## Embeddings des articles (data/raw)

Ce notebook extrait le texte des fichiers HTML, crée des chunks, génère des embeddings avec un modèle open‑source `sentence-transformers`, puis sauvegarde:
- `data/vectors_base/embeddings.npy`
- `data/vectors_base/metadata.jsonl`

Paramètres principaux dans la cellule d’exécution: `CHUNK_SIZE`, `OVERLAP`, `BATCH_SIZE`, `MODEL_NAME`.


In [1]:
# Embeddings pipeline: HTML -> chunks -> hashing embeddings -> save

from __future__ import annotations

import os
import re
import json
import math
from pathlib import Path
from typing import List, Dict, Tuple, Iterable, Optional
from html import unescape
import numpy as np

In [2]:
# Project paths (robust for notebooks; cwd == ntb/)
ROOT = Path.cwd().parent
RAW_DIR = ROOT / "data" / "raw"
OUT_DIR = ROOT / "data" / "vectors_base"
OUT_DIR.mkdir(parents=True, exist_ok=True)

print(f"ROOT: {ROOT}")
print(f"RAW_DIR: {RAW_DIR}")
print(f"OUT_DIR: {OUT_DIR}")

ROOT: /Users/perso/Documents/Agents/Agentic_Times
RAW_DIR: /Users/perso/Documents/Agents/Agentic_Times/data/raw
OUT_DIR: /Users/perso/Documents/Agents/Agentic_Times/data/vectors_base


In [3]:
def html_to_text(html: str) -> str:
    text = re.sub(r"<script[\s\S]*?</script>", " ", html, flags=re.IGNORECASE)
    text = re.sub(r"<style[\s\S]*?</style>", " ", text, flags=re.IGNORECASE)
    text = re.sub(r"<[^>]+>", " ", text)
    text = unescape(text)
    text = re.sub(r"\s+", " ", text)
    return text.strip()


def simple_tokenize(text: str) -> List[str]:
    text = text.lower()
    tokens = re.findall(r"[a-z0-9]+", text)
    return tokens


def chunk_tokens(tokens: List[str], chunk_size: int = 500, overlap: int = 50) -> List[List[str]]:
    if chunk_size <= 0:
        raise ValueError("chunk_size must be > 0")
    if overlap < 0 or overlap >= chunk_size:
        raise ValueError("overlap must be >= 0 and < chunk_size")

    chunks = []
    start = 0
    step = chunk_size - overlap
    while start < len(tokens):
        end = min(start + chunk_size, len(tokens))
        chunks.append(tokens[start:end])
        if end == len(tokens):
            break
        start += step
    return chunks


def det_hash(token: str) -> int:
    h = 1469598103934665603
    for c in token:
        h ^= ord(c)
        h = (h * 1099511628211) & 0xFFFFFFFFFFFFFFFF
    return h


def hashing_embedding(tokens: List[str], dim: int = 768) -> np.ndarray:
    vec = np.zeros(dim, dtype=np.float32)
    for t in tokens:
        h = det_hash(t)
        idx = h % dim
        sign = -1.0 if ((h >> 63) & 1) else 1.0
        vec[idx] += sign

    norm = float(np.linalg.norm(vec))
    if norm > 0:
        vec /= norm
    return vec

def collect_html_files(raw_dir: Path) -> List[Path]:
    return sorted([p for p in raw_dir.glob("**/*.html") if p.is_file()])

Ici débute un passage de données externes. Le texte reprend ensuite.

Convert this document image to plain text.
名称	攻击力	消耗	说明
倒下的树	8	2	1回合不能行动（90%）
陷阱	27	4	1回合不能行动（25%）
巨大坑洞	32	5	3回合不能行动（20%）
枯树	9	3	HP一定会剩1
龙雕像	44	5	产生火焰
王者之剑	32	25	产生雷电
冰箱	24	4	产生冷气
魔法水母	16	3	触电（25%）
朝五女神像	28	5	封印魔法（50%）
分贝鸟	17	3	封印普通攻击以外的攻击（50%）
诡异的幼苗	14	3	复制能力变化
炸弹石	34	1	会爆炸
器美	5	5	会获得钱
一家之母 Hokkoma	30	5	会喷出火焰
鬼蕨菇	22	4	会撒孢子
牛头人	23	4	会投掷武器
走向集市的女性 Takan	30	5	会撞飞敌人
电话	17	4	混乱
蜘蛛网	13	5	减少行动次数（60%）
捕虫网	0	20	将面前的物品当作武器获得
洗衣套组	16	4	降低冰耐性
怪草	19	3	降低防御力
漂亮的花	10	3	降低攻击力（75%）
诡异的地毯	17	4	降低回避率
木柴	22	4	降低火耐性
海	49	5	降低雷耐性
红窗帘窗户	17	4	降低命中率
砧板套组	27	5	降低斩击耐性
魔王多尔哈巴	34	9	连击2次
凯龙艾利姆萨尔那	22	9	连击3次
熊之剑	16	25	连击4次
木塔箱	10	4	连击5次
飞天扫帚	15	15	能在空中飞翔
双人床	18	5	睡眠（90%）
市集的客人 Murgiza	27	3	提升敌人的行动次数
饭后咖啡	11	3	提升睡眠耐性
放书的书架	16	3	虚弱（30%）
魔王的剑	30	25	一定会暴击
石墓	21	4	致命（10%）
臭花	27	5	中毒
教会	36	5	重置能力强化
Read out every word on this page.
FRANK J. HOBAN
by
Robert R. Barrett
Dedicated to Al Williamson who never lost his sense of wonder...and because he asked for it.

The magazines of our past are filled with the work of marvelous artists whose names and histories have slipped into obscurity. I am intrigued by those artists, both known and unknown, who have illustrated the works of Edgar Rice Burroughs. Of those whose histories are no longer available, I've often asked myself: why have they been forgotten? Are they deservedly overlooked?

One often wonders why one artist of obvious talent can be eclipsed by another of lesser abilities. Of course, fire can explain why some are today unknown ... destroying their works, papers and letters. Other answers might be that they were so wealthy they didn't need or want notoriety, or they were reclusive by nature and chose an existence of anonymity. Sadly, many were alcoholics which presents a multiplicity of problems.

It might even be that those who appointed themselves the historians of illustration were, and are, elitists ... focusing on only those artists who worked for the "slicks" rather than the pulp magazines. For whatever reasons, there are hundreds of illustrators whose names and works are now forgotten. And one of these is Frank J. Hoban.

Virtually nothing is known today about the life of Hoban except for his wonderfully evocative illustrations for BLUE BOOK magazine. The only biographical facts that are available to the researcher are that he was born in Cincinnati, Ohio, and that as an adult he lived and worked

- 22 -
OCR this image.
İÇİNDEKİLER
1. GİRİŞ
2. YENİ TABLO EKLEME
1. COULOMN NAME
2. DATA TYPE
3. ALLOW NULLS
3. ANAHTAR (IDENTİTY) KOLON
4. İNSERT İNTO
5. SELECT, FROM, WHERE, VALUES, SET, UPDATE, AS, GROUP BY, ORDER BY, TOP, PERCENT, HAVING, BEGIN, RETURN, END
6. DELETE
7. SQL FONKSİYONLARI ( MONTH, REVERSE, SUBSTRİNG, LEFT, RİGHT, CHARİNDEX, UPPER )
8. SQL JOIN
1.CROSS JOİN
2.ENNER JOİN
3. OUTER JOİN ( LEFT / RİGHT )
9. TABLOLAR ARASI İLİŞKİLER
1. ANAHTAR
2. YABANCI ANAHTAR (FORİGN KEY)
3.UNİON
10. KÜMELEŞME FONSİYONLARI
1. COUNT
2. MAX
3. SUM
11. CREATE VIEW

def process_file(path: Path, chunk_size: int, overlap: int) -> List[Dict]:
    html = path.read_text(encoding="utf-8", errors="ignore")
    text = html_to_text(html)
    tokens = simple_tokenize(text)
    token_chunks = chunk_tokens(tokens, chunk_size=chunk_size, overlap=overlap)

    chunks = []
    for i, tok_chunk in enumerate(token_chunks):
        chunk_text = " ".join(tok_chunk)
        chunks.append({
            "source": str(path.relative_to(RAW_DIR)),
            "chunk_index": i,
            "num_tokens": len(tok_chunk),
            "text": chunk_text,
        })
    return chunks


def build_embeddings(raw_dir: Path, chunk_size: int = 500, overlap: int = 50, dim: int = 768) -> Tuple[np.ndarray, List[Dict]]:
    files = collect_html_files(raw_dir)
    print(f"Found {len(files)} HTML files.")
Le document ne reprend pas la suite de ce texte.